Nixon's Secretary Didn't Erase Watergate Tapes, John Dean Says

The former president's White House counsel clears Rose Mar Woods' name

John Dean, who was Richard Nixon's White House counsel during Watergate, has cleared the name of the former president's secretary, Rose Mary Woods, as a possible culprit in the erasure of 18 1/2 minutes of an important tape involved in the scandal.

"Dean told us there were at least five people who could have done it, but Woods was absolutely not one of them," WGN Radio's Bob Sirott told the Sun-Times' Michael Sneed after interviewing Dean about his new book, The Nixon Defense: What He Knew and When He Knew It.
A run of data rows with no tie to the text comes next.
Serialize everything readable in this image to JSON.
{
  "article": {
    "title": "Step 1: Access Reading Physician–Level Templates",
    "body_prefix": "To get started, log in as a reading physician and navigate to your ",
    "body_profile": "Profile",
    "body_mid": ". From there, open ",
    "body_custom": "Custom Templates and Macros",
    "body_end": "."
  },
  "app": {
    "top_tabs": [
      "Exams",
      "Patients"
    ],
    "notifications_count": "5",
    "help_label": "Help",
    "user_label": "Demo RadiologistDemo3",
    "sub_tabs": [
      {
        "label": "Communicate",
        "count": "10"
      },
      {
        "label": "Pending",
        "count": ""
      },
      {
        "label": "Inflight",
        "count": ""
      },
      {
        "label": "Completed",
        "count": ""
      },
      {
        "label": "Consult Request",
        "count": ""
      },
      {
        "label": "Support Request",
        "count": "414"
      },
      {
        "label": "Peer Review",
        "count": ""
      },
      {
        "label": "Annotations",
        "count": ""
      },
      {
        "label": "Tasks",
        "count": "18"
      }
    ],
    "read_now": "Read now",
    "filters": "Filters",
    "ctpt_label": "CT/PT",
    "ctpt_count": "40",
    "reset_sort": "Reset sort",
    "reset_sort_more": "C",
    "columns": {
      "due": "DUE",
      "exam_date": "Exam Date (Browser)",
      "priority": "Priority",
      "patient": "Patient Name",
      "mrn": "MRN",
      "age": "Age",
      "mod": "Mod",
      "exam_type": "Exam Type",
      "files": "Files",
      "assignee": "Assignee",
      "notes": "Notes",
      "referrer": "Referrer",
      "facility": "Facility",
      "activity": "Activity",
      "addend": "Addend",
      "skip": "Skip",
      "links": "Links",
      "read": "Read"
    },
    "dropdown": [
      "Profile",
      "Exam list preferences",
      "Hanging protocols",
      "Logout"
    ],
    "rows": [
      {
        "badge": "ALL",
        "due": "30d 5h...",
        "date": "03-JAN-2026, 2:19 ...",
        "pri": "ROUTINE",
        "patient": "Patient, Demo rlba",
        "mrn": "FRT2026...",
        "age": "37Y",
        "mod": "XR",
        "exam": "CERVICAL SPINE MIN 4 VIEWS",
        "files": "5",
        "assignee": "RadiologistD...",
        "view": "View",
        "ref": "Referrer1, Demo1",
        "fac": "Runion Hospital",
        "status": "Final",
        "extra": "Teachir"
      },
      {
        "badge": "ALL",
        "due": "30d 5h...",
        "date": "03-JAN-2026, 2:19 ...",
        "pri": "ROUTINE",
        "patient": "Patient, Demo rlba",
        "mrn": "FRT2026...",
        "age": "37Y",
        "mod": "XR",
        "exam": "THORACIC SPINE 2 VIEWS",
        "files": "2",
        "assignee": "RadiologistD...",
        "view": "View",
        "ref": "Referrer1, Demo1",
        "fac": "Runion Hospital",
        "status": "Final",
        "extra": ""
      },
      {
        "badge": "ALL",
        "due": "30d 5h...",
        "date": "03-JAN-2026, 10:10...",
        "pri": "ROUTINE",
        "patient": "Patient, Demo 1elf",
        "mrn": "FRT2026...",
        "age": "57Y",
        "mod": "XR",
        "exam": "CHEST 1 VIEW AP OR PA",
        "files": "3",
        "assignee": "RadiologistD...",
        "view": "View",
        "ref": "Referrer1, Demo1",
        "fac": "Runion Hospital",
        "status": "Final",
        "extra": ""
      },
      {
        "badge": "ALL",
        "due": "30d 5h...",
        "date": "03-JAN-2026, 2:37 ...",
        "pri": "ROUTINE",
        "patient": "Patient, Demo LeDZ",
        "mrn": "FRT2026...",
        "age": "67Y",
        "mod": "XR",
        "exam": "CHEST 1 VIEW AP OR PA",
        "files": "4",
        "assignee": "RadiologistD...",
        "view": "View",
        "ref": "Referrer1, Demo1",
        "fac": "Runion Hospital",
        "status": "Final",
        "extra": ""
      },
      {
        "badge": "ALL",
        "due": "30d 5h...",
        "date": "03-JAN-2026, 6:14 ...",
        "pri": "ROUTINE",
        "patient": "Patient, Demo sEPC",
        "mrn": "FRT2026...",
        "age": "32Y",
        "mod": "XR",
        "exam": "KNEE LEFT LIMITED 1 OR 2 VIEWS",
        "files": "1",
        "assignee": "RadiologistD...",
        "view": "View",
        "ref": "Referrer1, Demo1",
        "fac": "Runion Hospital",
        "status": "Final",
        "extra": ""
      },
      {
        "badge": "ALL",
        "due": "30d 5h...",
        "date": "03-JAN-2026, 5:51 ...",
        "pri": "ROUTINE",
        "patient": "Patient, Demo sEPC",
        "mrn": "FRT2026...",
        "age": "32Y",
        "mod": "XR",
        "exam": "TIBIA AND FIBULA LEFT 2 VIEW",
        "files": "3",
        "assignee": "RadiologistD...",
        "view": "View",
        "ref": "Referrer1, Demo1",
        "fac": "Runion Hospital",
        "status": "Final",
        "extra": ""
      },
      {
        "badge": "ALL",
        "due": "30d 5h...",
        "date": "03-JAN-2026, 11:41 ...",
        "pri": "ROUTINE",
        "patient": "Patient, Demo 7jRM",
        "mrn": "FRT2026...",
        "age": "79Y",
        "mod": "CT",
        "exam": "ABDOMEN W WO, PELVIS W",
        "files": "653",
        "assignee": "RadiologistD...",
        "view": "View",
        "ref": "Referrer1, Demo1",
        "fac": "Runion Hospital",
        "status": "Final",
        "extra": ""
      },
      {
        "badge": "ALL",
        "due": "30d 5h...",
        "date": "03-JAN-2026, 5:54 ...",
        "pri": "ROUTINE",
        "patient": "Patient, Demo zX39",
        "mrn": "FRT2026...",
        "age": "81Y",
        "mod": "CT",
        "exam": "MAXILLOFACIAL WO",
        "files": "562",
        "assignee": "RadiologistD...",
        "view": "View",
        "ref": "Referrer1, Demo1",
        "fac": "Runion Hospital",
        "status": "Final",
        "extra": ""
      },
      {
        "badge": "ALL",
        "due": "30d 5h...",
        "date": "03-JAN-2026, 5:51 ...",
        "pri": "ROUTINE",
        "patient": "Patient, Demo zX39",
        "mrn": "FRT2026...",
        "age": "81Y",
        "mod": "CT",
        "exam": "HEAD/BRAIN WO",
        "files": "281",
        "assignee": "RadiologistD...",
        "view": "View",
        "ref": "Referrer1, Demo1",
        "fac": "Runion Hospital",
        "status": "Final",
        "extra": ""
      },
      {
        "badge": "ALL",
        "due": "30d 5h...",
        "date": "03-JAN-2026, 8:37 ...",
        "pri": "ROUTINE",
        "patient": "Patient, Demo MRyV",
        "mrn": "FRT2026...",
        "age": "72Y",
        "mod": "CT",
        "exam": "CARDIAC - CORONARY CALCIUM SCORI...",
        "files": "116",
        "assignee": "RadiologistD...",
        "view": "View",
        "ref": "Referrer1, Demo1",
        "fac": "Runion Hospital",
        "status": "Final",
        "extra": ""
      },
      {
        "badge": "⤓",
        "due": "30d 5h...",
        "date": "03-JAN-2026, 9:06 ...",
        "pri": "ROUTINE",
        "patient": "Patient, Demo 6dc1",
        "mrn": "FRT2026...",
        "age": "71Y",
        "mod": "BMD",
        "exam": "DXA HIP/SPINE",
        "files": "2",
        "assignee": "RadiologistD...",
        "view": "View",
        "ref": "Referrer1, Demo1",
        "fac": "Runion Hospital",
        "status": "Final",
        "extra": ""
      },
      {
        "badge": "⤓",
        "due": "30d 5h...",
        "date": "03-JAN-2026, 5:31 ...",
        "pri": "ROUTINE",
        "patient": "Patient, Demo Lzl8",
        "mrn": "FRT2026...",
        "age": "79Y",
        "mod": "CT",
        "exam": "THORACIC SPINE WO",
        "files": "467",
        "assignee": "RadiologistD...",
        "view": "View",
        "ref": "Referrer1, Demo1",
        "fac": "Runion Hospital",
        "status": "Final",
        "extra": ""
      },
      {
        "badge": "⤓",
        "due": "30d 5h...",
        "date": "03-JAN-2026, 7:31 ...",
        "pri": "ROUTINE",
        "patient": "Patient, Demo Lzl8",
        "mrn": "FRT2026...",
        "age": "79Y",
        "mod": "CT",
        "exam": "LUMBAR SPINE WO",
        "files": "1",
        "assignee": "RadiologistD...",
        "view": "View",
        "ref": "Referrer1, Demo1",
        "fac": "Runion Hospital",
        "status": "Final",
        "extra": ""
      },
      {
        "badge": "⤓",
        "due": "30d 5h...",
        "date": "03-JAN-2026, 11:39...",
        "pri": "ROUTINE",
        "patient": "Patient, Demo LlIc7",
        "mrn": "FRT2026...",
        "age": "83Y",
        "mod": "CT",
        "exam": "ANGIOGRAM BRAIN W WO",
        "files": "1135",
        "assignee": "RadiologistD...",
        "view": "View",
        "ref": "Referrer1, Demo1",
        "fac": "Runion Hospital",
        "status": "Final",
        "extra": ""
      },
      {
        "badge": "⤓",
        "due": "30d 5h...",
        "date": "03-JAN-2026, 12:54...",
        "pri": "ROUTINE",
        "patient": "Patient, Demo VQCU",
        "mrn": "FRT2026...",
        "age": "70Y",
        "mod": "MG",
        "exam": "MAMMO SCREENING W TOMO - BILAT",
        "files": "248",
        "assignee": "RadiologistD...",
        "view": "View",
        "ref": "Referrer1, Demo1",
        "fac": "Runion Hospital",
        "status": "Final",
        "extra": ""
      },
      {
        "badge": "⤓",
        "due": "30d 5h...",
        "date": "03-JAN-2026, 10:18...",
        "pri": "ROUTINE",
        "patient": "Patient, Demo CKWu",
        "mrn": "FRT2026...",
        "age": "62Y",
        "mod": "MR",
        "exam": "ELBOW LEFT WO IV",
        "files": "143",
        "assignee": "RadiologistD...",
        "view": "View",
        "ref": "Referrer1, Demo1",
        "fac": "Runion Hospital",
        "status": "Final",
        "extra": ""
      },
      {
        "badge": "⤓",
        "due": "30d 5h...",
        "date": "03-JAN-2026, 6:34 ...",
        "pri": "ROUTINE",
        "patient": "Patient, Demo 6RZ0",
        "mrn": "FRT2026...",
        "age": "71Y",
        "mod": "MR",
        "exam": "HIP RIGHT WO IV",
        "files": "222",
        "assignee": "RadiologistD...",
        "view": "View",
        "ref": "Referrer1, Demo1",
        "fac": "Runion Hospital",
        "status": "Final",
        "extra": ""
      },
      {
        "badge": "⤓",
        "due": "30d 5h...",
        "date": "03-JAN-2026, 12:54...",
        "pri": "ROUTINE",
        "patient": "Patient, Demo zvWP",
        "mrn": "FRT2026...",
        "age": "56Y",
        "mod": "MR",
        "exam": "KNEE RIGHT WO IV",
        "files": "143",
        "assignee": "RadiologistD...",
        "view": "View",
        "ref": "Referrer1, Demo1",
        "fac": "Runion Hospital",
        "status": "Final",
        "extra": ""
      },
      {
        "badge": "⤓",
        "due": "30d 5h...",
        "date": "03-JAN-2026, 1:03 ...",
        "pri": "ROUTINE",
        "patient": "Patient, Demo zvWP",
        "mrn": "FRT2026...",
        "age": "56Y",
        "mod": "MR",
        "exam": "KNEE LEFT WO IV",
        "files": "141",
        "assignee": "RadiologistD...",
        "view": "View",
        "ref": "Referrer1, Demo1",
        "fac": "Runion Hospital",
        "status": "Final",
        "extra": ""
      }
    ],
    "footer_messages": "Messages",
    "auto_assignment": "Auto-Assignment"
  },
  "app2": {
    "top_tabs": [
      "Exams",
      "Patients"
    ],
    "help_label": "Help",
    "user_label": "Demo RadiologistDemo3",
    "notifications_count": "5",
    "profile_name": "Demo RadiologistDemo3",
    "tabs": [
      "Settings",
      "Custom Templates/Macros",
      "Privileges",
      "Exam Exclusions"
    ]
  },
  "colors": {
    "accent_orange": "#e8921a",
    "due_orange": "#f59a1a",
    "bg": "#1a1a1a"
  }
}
Dean had previously suggested that Woods, an Ohio native and sister of ex-Cook County Sheriff Joe Woods, a fixture of Chicago politics from 1966-1988, may have accidentally fudged audio of a conversation between Nixon and his Chief of Staff, H.R. Haldeman that was recorded three days after the Democratic National Committee break-in. She accepted some of the blame. But deeper research revealed that she couldn't have, since the device she was working with lacked the ability to erase recordings.

Woods died in January 2005 at the age of 87. The disgraced former president considered her family, and when he decided to resign from office, he asked Woods to break the news to his wife and daughters.

It's a very Nixon news cycle, all around.